Петя надменно и значительно взглянул на Сантамери.
– Я думаю, – Полина Тихоновна решила, что пора от высоких материй переходить к насущным Проблемам, – пока у нас есть немного времени, Надо принять меры предосторожности против наглых газетчиков. Завтра-послезавтра они понаедут, начнут совать носы куда попало. Боюсь, не погнушаются и через забор перелезать. Как нам за ними уследить?
– Надо продержаться в этой осажденной крепости дня три, пока интерес не иссякнет. – Профессор мрачно сдвинул кустистые черные брови.
– Вот и я так думаю, – согласилась Полина Тихоновна. – Но что, если повесить на калитке вывеску – «Осторожно, злая собака»?
– Повесить-то можно, – признал профессор, – но где ж взять собаку?
– Папа, – встрепенулась Мура, – а что если попробовать Пузика?
– Твоего блохастого дружка? – саркастически приподнял брови профессор.
– Он вовсе не блохастый, – обиделась Мура. – Кроме того, его можно помыть.
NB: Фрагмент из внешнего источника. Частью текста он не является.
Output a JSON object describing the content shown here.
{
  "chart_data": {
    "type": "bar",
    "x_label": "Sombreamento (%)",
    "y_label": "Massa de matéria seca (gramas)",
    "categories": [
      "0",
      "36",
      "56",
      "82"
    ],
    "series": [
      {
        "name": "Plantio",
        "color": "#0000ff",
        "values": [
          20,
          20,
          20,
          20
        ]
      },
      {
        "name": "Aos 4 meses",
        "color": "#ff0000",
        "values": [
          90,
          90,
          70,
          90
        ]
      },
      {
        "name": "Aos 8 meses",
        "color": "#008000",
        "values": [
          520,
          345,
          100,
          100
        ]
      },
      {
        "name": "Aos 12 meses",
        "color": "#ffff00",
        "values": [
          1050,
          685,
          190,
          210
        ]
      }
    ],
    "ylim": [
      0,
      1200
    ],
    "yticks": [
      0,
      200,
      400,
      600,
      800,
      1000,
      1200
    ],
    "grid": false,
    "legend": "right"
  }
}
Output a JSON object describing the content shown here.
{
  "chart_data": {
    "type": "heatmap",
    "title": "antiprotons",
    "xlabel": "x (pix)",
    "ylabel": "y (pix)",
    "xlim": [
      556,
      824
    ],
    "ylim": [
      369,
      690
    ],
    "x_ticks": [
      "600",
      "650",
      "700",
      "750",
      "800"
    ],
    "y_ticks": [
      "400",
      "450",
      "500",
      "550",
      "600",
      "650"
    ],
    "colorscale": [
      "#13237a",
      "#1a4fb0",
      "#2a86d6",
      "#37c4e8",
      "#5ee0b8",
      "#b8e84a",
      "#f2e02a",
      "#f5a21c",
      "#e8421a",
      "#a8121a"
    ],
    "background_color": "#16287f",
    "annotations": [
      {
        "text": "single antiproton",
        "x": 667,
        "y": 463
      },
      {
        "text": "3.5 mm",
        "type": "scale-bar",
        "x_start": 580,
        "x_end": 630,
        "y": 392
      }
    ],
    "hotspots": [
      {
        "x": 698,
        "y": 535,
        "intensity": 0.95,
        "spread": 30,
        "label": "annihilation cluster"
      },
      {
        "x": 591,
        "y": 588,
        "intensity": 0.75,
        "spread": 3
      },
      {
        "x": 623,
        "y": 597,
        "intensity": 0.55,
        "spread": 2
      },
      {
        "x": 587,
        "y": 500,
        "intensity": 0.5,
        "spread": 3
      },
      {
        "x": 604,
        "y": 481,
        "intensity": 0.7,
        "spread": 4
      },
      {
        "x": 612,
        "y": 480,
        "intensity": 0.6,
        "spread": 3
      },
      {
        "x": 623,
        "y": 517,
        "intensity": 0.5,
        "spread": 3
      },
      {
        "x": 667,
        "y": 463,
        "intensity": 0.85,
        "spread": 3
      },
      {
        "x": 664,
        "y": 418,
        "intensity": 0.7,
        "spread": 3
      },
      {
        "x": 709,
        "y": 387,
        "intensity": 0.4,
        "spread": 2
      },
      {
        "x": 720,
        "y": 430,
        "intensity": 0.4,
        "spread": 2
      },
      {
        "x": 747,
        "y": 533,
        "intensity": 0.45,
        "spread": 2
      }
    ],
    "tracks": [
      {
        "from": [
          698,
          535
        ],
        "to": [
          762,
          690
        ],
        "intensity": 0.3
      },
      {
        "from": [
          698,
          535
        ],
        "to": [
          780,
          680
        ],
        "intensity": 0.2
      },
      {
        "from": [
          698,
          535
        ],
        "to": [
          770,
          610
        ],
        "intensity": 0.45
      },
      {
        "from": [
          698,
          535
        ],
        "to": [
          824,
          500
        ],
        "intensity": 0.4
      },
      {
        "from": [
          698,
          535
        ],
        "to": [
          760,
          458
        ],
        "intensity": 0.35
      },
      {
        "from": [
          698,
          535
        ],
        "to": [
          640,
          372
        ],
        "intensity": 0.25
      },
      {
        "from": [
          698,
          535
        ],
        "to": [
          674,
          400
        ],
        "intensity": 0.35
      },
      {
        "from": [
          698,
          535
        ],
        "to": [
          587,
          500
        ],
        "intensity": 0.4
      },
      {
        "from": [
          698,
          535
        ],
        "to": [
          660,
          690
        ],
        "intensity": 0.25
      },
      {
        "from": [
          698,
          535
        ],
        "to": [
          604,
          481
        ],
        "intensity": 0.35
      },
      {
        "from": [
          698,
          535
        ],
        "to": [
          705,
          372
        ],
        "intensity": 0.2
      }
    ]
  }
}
– Трудность не в этом, дорогие мои, – вмешались Елизавета Викентьевна, – а в том, где нам его разыскивать на ночь глядя.
– Кажется, именно здесь нет никаких трудностей, – приподнял уголки губ в легкой улыбке доктор. – Еще пять минут назад это сокровище видело у крыльца.
– Я же говорила, что он сообразительный! – воскликнула Мура. – Он чувствует, когда в нем есть необходимость. Недаром он совершил подвиг.
Петя Родосский, оставив недоеденным очередной кусок торта на блюдечке, подошел к открытому окну и выглянул наружу. Раздалось приглушенное рычание.
– Сидит, дожидается. – Белобрысый студент оправил тужурку и сложил крест-накрест руки на груди.
– Не хочется приваживать его к дому. – Николай Николаевич вопросительно взглянул на супругу. – Привыкнет, а что потом с ним делать? Не везти же дворнягу осенью с собой на городскую квартиру? Знаю я вас, начнете слезы лить, уговаривать.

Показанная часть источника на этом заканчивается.